Plus nuancée, la Tribune de Genève parle d’un «triomphe brutal mais sain.» Le quotidien du bout du lac rappelle que le grand vainqueur des législatives est bien l’UDC, et que ce parti devait logiquement obtenir une part de pouvoir conforme à son électorat. Un électorat dont le parti de Christoph Blocher devra forcément décevoir une partie en assumant son bilan gouvernemental.

«Bravo Christoph»

Quant au Matin, il a choisi de féliciter le nouvel élu zurichois. «Bravo Christoph», titre le quotidien orange, sous la photo du premier baiser du couple Blocher après l’élection.

Blocher qui «nous surprendra encore», selon Le Matin, puisque l’UDC est maintenant un vrai parti gouvernemental, qui sera désormais contraint «de prendre congé de son style outrancier et blessant.»

Cette photo de Christoph et Silvia Blocher, on la retrouve également en une du Blick, qui félicite le nouvel élu et sa femme, couple béni dont par ailleurs la fille attend un heureux événement…

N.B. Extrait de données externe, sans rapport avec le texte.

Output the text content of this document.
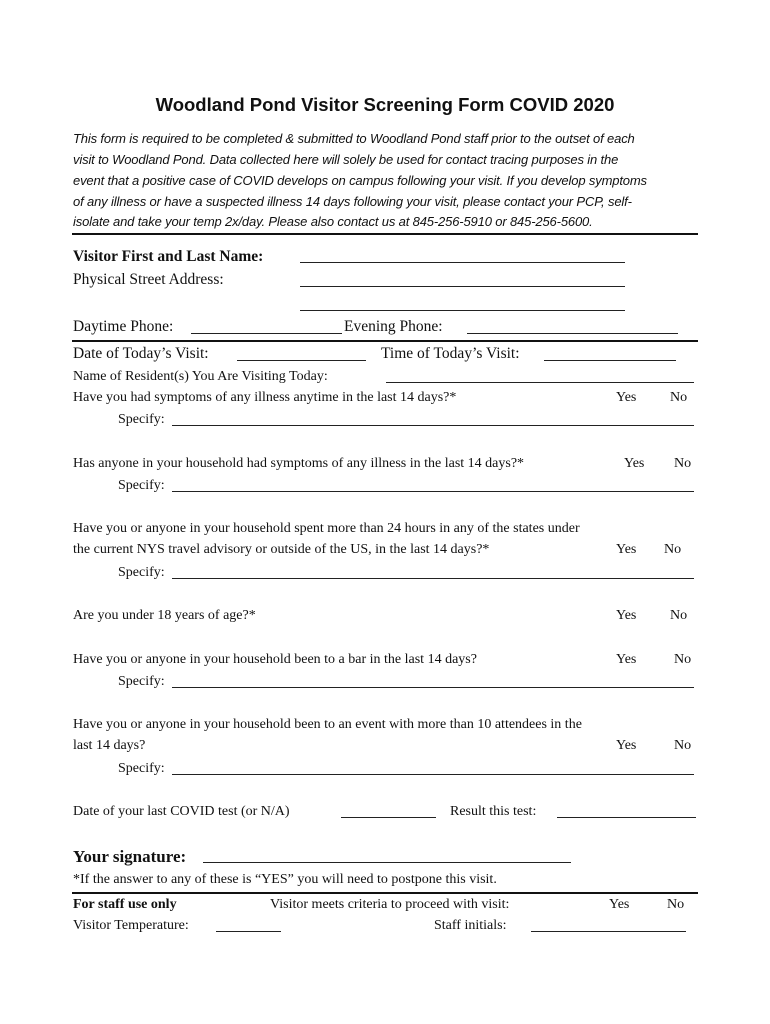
Woodland Pond Visitor Screening Form COVID 2020
This form is required to be completed & submitted to Woodland Pond staff prior to the outset of each
visit to Woodland Pond. Data collected here will solely be used for contact tracing purposes in the
event that a positive case of COVID develops on campus following your visit. If you develop symptoms
of any illness or have a suspected illness 14 days following your visit, please contact your PCP, self-
isolate and take your temp 2x/day. Please also contact us at 845-256-5910 or 845-256-5600.
Visitor First and Last Name:
Physical Street Address:
Daytime Phone:	Evening Phone:
Date of Today’s Visit:	Time of Today’s Visit:
Name of Resident(s) You Are Visiting Today:
Have you had symptoms of any illness anytime in the last 14 days?*	Yes No
Specify:
Has anyone in your household had symptoms of any illness in the last 14 days?*	Yes No
Specify:
Have you or anyone in your household spent more than 24 hours in any of the states under
the current NYS travel advisory or outside of the US, in the last 14 days?*	Yes No
Specify:
Are you under 18 years of age?*	Yes No
Have you or anyone in your household been to a bar in the last 14 days?	Yes	No
Specify:
Have you or anyone in your household been to an event with more than 10 attendees in the
last 14 days?	Yes	No
Specify:
Date of your last COVID test (or N/A)	Result this test:
Your signature:
*If the answer to any of these is “YES” you will need to postpone this visit.
For staff use only	Visitor meets criteria to proceed with visit:	Yes	No
Visitor Temperature:	Staff initials:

Sur un terrain plus politique, le quotidien de boulevard alémanique attend de ce nouveau gouvernement «plus de croissance et moins de chômage.»

L’indispensable compromis

Pour le Tages Anzeiger, l’accession d’un deuxième UDC – qui ne pouvait être que Christoph Blocher – au gouvernement «respecte la volonté populaire.» Mais attention, avertit le quotidien zurichois, «le peuple suisse est moins à droite que Blocher, Merz, Couchepin et Schmid, et ceux-ci devront chercher le compromis.»

Analyse similaire dans le Bund. «Leader de facto d’une droite unie, Blocher doit maintenant assumer ses responsabilités gouvernementales. S’il fait le fou au Conseil fédéral, il est foutu», souligne le quotidien bernois.

La Basler Zeitung se montre plus optimiste. Pour elle, il ne fait «pas de doute que le gouvernement dans sa nouvelle composition sera capable de fonctionner.» Le Parlement s’est donc montré «sage» en refusant d’envoyer l’UDC dans l’opposition.

Enfin, la Neue Zürcher Zeitung se demande si la nouvelle équipe représente une «dream-team» pour le monde de l’économie. «Sans doute, répond le journal, le tandem Blocher-Merz est-il préférable pour les entrepreneurs de ce pays à toutes les autres combinaisons possibles.»

Le ministre milliardaire

Au Tessin, le Giornale del Popolo relève que cette élection constitue «une décision inévitable, conforme aux règles non écrites de la concordance helvétique.»

Parlant de Christoph Blocher, le quotidien italophone évoque «un milliardaire, qui jusqu’à hier actionnait les sirènes d’un populisme souvent hostile au progrès. Charge à lui de démontrer maintenant que ses recettes n’étaient pas que du bavardage», conclut le Giornale del Popolo.

Un ultranationaliste au gouvernement

Cette élection a également retenu l’attention de la presse internationale.

Ainsi, le Financial Times, qui décrit Christoph Blocher comme un «ultranationaliste», estime que le nouveau gouvernement, à dominante conservatrice, va «malmener les relations entre la Suisse et l’Union européenne.»

Une analyse que l’on retrouve dans le Guardian, autre grand quotidien britannique. Pour lui, il ne fait aucun doute qu’avec l’élection de Blocher, «ennemi déclaré de l’intégration européenne, la Suisse ne parlera plus d’adhésion dans la décennie à venir.»

«Le populiste de droite Christoph Blocher entre au gouvernement», titre pour sa part la Süddeutsche Zeitung, soulignant la fin de la formule magique au cours d’une des élections «les plus intéressantes» que la Suisse ait connu.

Le correspondant du quotidien allemand souligne également l’attitude «têtue» des parlementaires suisses, «qui ont élu un patriote missionnaire au gouvernement.»